There’s also inverse relationship between rates and prices for those debt securities, so when rates go up, prices go down and vice versa.
This means when the Fed does start to cut rates from 5%, you could get a tax free capital gain on investments in those debt securities realizing those current 5% rates.
When rate cuts do begin, future contributions using just debt securities will yield less than 5%, so you’ll have to rebalance your portfolio using both equity and debt securities to maintain the growth rate of 5% rate.
Sign-up for sessions today to learn more.
Trick #4: Trick #1 - 3 Could Still Apply Saving for Yourself or You’re Not a New York State Taxpayer
If you’re saving for yourself - trick #1 - 3 still work for you.
If you’re not a New York State taxpayer, you won’t be eligible for the $5,000 state income tax deduction since policies vary from state to state. Be sure to check your local laws and regulations for how your state’s 529 plans work.
For example, Massachusetts allows up to $1,000 deductions, and California doesn’t allow any as of 2024.
Conclusions
By leveraging these strategies, New York's 529 plans can be a powerful tool in your education savings arsenal. Whether you're saving for your child's future college expenses or planning ahead for your own education, understanding and utilizing these plans effectively can lead to significant savings and financial benefits.
Other things to consider:
Understand Investment Options: Choose an investment strategy that matches your risk tolerance and time horizon. As the beneficiary gets closer to college age, consider shifting to more conservative investments to protect against market volatility.

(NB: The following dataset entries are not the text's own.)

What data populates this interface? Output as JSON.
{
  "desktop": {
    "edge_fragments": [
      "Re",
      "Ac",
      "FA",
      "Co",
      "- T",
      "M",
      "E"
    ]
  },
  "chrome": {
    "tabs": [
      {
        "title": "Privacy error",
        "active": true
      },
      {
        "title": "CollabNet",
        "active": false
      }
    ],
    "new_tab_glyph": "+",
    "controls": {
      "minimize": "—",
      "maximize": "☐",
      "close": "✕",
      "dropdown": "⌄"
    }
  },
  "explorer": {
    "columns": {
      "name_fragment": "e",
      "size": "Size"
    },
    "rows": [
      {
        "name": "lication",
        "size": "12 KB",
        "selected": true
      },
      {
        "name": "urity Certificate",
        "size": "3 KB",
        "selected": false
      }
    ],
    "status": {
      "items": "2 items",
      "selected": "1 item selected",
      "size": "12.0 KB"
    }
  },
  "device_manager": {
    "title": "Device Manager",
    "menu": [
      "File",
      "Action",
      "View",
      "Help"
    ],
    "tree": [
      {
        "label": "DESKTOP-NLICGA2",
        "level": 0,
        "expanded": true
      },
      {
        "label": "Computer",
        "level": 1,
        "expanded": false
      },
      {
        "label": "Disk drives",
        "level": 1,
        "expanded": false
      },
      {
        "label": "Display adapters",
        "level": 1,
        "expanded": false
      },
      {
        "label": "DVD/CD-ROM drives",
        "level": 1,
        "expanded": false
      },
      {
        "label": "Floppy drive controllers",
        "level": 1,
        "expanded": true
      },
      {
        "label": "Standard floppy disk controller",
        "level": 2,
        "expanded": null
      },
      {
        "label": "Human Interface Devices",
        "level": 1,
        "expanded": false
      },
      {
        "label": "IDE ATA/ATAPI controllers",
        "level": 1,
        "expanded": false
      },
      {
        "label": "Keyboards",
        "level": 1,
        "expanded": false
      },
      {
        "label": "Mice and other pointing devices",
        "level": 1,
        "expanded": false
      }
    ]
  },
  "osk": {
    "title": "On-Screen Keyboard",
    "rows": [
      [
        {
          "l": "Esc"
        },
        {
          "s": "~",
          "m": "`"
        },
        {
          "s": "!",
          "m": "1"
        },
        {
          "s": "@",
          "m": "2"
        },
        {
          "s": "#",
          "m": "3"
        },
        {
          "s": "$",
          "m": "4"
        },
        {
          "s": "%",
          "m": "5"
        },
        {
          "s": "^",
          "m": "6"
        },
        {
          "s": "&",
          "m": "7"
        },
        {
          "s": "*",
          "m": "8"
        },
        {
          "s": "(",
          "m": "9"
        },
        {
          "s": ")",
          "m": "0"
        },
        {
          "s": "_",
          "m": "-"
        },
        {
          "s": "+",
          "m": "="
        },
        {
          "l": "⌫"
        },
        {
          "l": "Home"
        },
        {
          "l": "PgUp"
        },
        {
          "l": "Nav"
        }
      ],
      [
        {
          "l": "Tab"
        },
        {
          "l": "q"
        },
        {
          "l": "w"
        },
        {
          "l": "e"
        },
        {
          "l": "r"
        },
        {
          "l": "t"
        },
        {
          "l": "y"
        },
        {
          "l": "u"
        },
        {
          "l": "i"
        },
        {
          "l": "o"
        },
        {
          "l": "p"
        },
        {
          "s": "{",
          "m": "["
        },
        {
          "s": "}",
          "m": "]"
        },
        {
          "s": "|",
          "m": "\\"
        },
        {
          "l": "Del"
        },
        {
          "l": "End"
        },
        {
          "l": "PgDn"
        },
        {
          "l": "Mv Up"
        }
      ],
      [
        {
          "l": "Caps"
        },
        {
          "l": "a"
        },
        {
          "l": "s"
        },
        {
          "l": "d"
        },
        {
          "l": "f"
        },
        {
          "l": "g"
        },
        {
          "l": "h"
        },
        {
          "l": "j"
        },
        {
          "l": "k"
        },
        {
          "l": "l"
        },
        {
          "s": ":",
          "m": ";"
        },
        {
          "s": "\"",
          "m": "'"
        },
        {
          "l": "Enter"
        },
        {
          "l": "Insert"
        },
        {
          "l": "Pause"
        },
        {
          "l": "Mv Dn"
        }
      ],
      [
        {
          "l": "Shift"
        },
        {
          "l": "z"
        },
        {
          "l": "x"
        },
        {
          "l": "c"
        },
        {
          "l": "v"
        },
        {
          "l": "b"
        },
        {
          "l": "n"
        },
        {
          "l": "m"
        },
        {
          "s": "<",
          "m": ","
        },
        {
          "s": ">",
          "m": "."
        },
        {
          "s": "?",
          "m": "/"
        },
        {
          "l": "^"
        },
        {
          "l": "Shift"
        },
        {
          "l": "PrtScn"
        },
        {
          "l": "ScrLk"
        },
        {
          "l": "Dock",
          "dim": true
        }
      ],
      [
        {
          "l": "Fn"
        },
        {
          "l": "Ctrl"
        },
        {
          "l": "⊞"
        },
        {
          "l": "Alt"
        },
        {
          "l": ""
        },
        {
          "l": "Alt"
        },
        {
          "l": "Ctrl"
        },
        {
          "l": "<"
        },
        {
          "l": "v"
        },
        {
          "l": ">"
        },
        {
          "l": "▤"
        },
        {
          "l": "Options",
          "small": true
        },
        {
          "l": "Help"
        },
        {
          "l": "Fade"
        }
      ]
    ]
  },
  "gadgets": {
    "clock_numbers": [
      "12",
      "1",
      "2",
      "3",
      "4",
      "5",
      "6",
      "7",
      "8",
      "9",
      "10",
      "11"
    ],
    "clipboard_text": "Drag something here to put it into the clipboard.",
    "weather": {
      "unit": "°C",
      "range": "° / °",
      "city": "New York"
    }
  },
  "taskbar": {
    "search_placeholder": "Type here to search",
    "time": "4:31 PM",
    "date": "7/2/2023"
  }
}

Take Advantage of Tax Benefits: Make sure to contribute enough to maximize state tax deductions if you're a New York taxpayer.
Use for a Broad Range of Education Expenses: Remember that funds from 529 plans can be used not just for tuition, but also for other qualified expenses, including room and board, books, and supplies.
Plan Contributions Around Gift Tax Limits: Contributions to 529 plans are considered gifts for tax purposes. In 2023, you can contribute up to $16,000 per year ($32,000 for married couples) without triggering the federal gift tax, and you can even front-load five years' worth of contributions in a single year.